French Law Favoring Publishers Repealed

The French government earlier this year repealed a terrible law giving the country’s publishers the “right” to issue or license new editions of “out of print” books and pocket the revenues.

The law, which was overturned last June, allowed print publishers to profit from these newly issued digital editions, regardless of the availability of previous versions of the work, including those self-published by authors after the original works went out of print. The legislation reflected no regard for whether digital or reprint rights had been assigned to those publishers by the authors, or whether those assignments had reverted to the authors. 

The NWU warned our members about this law when it was first enacted, as did other writers’ organizations, such as the Science Fiction Writers of America, whose members work first published in the US, but had gotten swept up in the French scheme. We supported the French writers and illustrators who successfully challenged the law in French and European Union courts.

Even following the decision in November 2016 by the highest EU court that the law violated the Berne Convention copyright treaty, as well as other EU laws, it remained unclear whether the French government would revise the law to comply with those international treaties and laws.

We are pleased that the French government chose to annull the law.

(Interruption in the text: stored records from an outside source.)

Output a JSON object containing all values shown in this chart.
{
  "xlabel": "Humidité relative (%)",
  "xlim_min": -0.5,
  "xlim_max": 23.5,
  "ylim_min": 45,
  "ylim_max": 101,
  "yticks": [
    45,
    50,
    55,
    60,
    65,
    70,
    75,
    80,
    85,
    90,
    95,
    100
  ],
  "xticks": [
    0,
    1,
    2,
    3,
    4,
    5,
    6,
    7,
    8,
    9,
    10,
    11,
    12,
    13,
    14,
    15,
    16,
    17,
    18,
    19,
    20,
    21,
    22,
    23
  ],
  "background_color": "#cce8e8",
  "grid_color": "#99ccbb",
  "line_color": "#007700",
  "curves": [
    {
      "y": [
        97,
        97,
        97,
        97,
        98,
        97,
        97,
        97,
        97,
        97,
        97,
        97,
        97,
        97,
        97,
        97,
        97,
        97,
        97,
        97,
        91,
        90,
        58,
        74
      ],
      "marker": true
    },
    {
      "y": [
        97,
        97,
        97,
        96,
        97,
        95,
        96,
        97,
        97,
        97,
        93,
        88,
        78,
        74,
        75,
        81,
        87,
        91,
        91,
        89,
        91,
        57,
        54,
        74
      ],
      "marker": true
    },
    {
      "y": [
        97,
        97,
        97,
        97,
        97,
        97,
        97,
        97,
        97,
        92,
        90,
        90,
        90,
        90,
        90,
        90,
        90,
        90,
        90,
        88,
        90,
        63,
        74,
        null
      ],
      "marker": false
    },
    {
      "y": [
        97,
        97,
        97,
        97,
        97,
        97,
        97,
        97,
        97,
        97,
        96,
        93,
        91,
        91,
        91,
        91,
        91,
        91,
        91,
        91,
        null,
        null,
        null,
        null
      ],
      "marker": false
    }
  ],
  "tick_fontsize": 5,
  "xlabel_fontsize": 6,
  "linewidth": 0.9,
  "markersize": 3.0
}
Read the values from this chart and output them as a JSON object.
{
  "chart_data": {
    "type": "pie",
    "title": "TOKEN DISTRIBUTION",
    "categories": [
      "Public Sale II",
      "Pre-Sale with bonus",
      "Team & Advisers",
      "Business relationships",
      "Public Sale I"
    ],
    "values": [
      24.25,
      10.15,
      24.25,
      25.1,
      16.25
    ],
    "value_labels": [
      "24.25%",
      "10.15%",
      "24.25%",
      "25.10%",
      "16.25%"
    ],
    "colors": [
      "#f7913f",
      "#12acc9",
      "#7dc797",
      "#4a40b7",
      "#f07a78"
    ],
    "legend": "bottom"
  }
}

However, that doesn’t protect  US writers from being swept up in similar schemes abroad, including in France. Tellingly, the Web site for the “Relire” book-scanning and reprint scheme (operated by the French counterpart of the U.S. Library of Congress) remains live. There’s no mention anywhere on the site that the legislation purporting to authorize it has been rescinded by the French government.

From our lobbying work in Brussels on the current proposals for revision of European Union copyright law, we suspect that the French library and the French government are hoping to get a sufficiently broad provision for digitization and redistribution of “out of commerce” works into the pending EU copyright legislation to allow France to re-enact the same or a similar law and revive the dormant (but not dead) “Relire” book-scanning and reprint scheme.

There is also pressure from both libraries and publishers for similar laws in other European Union member countries, including  Ireland, which will remain in the EU after Brexit, where even more English-language books by US writers are distributed.

We continue to believe that the EU court was correct in its finding that the French law violated the Berne Convention. For the same reasons, we believe that the provisions of the proposed EU copyright directive on “out of commerce” works (Articles 7-9) would also violate the Berne Convention.

We are continuing to lobby for provisions in the EU law that would make it as easy as possible for writers to opt out of any new ECL schemes for “out of commerce” works as a way to mitigate the harm these improper provisions of EU law would cause to affected writers and their income.